Fieber, Magen-Darm-Beschwerden, Bindehautentzündung, Ausschlag – dabei war die Covid-19-Erkrankung gerade erst überstanden? Normalerweise stecken Kinder eine Infektion mit dem Coronavirus gut weg, um einiges besser als Erwachsene. In seltenen Fällen jedoch können sie gefährliche Post-Covid-Symptome entwickeln.

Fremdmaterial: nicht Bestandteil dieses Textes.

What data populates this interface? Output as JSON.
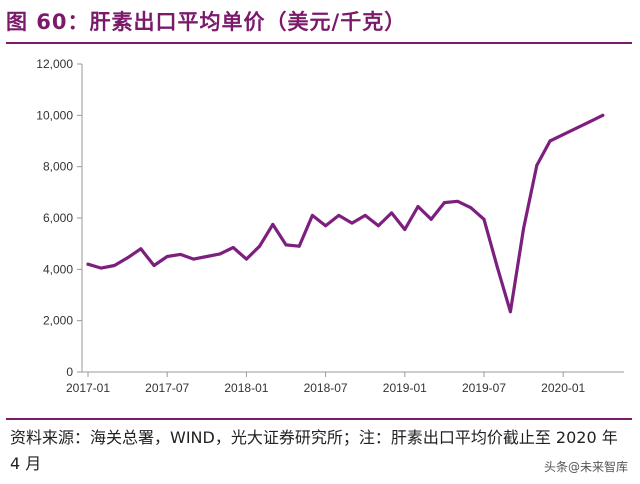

Multisystemisches Entzündungssyndrom
Das Multisystemische Entzündungssyndrom, kurz MIS, wurde im April 2020 erstmals beschrieben und steht in Zusammenhang mit Sars-CoV-2-Infektionen. Die Erkrankung ist gefährlich und kann zu Komplikationen führen, doch tödliche Verläufe sind zum Glück selten. Da Kinder am häufigsten betroffen sind, vorwiegend im Schulalter, wird auch von MIS-C gesprochen – C für „children“. Eine kürzliche veröffentlichte Studie untersuchte das Syndrom genauer. Das Team um Laura Vella von der Perelman School of Medicine in Philadelphia vergleicht darin die Ergebnisse von 14 Kindern mit MIS mit denen von Kindern, die an Covid-19 erkrankt waren, aber kein MIS entwickelten.
Ursache unbekannt
Die Wissenschaftler fanden heraus, dass bei den Kindern mit MIS das Immunsystem die körpereigenen Blutgefäße angriff. Damit zeigt die Erkrankung deutliche Gemeinsamkeiten mit dem Kawasaki-Syndrom. Beim Kawasaki-Syndrom kommt es zu einer Vaskulitis, einer Entzündung von Arterien und Venen durch Autoimmunreaktionen. Bei schweren Covid-19-Verläufen bei Erwachsenen werden ähnliche Prozesse beobachtet, doch was Forschende beim MIS-C zusätzlich rätseln lässt, ist die zeitliche Verzögerung. Denn die lebensbedrohlichen Symptome zeigen sich erst bis zu 6 Wochen nach überstandener Coronainfektion. Waren die Kinder also doch noch gar nicht gesund? Möglicherweise gibt es einen bisher unbekannten Auslöser, der das Immunsystem stimuliert und so die beobachteten Reaktionen verursacht. Doch die Ärztin und Immunologin Vella und ihr Team vermuten, dass es sich schlicht und ergreifend um eine verschleppte Infektion handelt. Das Immunsystem der Kinder schafft es nicht, den Körper vollständig von den Viren zu befreien.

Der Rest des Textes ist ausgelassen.